Far from the Light of Heaven, by Tade Thompson

18 October 2021

Far from the Light of Heaven, by Tade Thompson, book cover

An article published in The Atlantic in September 2018, written by Geoff Manaugh, pondered the question of dealing with crime on Mars. It was a thought provoking read, given the long time talk of establishing colonies on the red planet. But talk is easy. Mars is far from hospitable, and colonising the planet presents a raft of challenges, some of which may prove insurmountable.

But what happens, if one day in the future, we discover the means to cross the gulfs of interstellar space, and are able to establish colonies on planets we may find, that are somewhat more conducive to human habitation? The question of law enforcement is likely to be utmost on the minds of those organising such a gargantuan undertaking.
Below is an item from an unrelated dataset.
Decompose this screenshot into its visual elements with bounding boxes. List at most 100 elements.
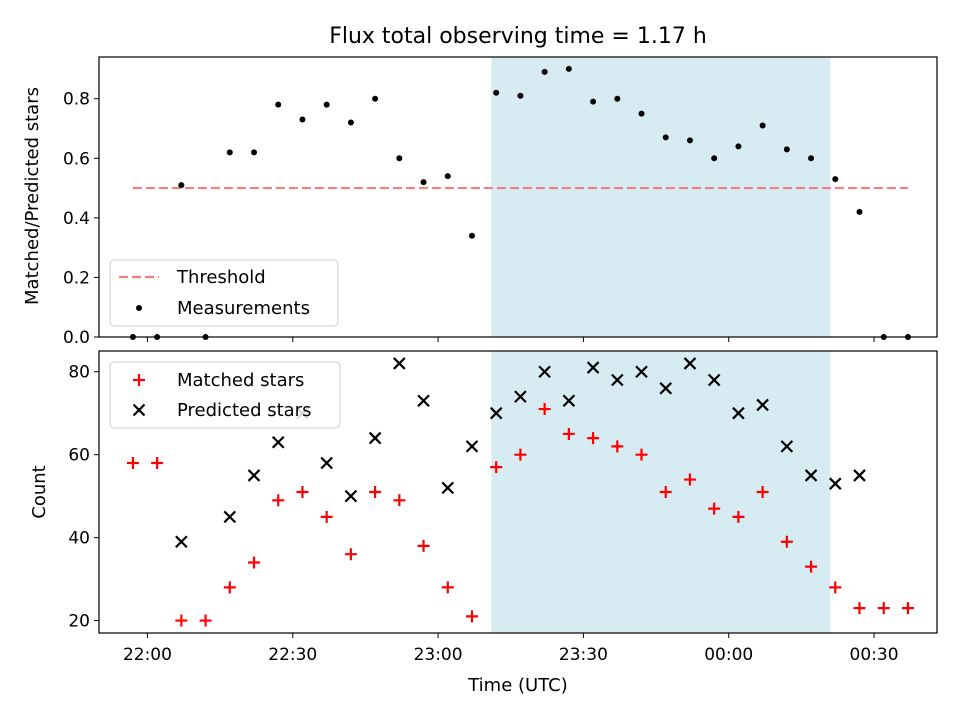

Crime beyond Earth is a theme central to Far from the Light of Heaven (published by Hachette Book Group, October 2021), the latest novel from British-born Yoruban doctor and novelist, Tade Thompson. Shell, the first mate of a vessel carrying one thousand colonists to a distant world, wakes from ten years in hibernation to discover some of the passengers have been murdered.

A puzzle to say the least, given everyone on board was asleep. Shell launches an investigation, but her work is cut out for her. Her captain, an artificial entity called Ragtime, who might know more than he lets on, is little help. Meanwhile menacing robots lurk in the shadows of the enormous vessel, which Shell cannot leave until she works out what happened.